Luigi Boria (born April 23, 1958) is a Venezuelan-born American politician who served as mayor of Doral, Florida from 2012 to 2016. Boria defeated former Miami-Dade School Board member Frank Bolaños in the 2012 elections, obtaining 54% of the vote.

== Biography ==
Boria, who is also an evangelical Christian pastor, was born in Caracas in 1958 to Italian parents who emigrated to that country. He studied accounting at the Andrés Bello Catholic University, a private institution, in 1982. In 1989 he left Venezuela to settle in Doral, Florida, where he currently lives. Boria has run various companies in both Venezuela and the United States since the 1980s.

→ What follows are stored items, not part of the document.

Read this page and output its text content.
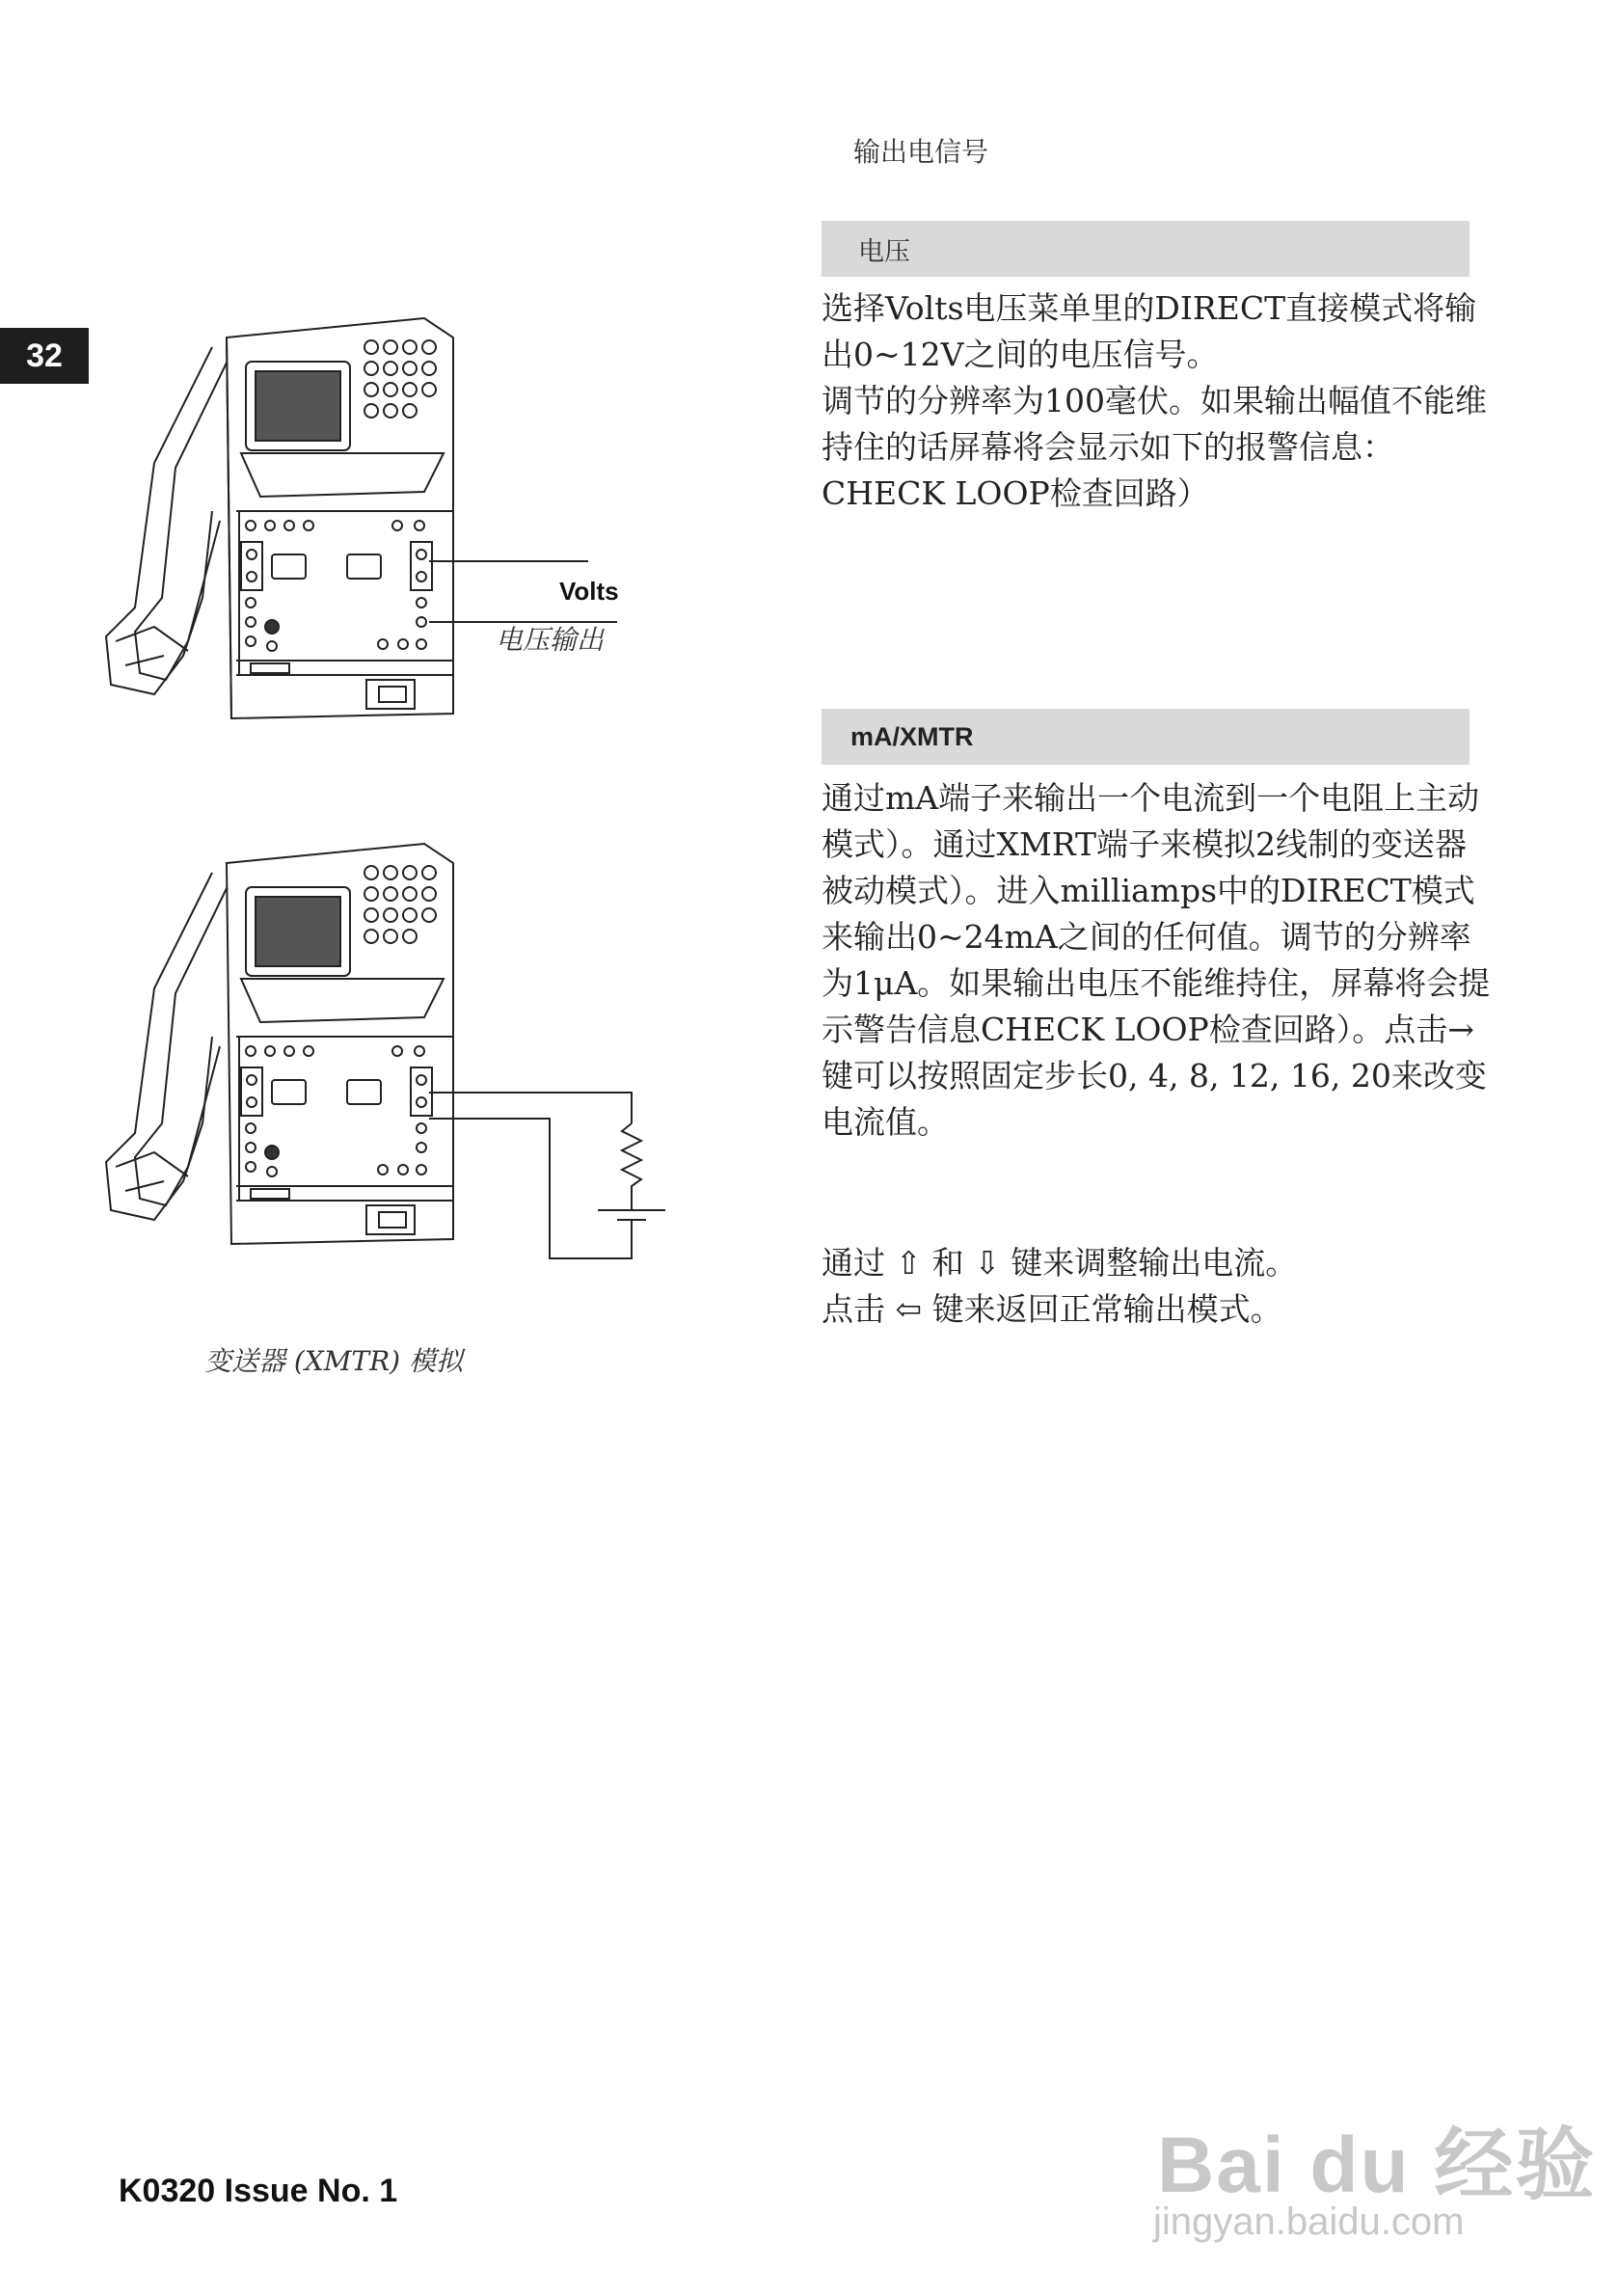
32
输出电信号
电压
选择Volts电压菜单里的DIRECT直接模式将输出0~12V之间的电压信号。
调节的分辨率为100毫伏。如果输出幅值不能维持住的话屏幕将会显示如下的报警信息：
CHECK LOOP检查回路）
mA/XMTR
通过mA端子来输出一个电流到一个电阻上主动模式）。通过XMRT端子来模拟2线制的变送器被动模式）。进入milliamps中的DIRECT模式来输出0~24mA之间的任何值。调节的分辨率为1μA。如果输出电压不能维持住，屏幕将会提示警告信息CHECK LOOP检查回路）。点击→键可以按照固定步长0, 4, 8, 12, 16, 20来改变电流值。
通过 ⇧ 和 ⇩ 键来调整输出电流。
点击 ⇦ 键来返回正常输出模式。
Volts
电压输出
变送器 (XMTR) 模拟
K0320 Issue No. 1	Bai du 经验
jingyan.baidu.com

He was elected mayor of Doral in the 2012 elections as a non-partisan, becoming the second Venezuelan to be elected mayor in the US, after Philip Giordano, of Waterbury, Connecticut.

Boria was investigated for corruption in 2015 after renting a campaign office at an extremely high price compared to the market price, but was not charged. Boria gave the key to the city to future President Donald Trump in March 2015, after he brought the Miss Universe 2015 (although it ultimately did not take place) to Doral, and supported his candidacy.

Boria lost reelection to former mayor Juan Carlos Bermúdez in the 2016 elections. Boria got 33% of the vote in the first round, but lost in the second round, in which Mayor Bermúdez reached 66% of the vote. Since 2016, Boria has been a member of the Miami-Dade Beacon Council.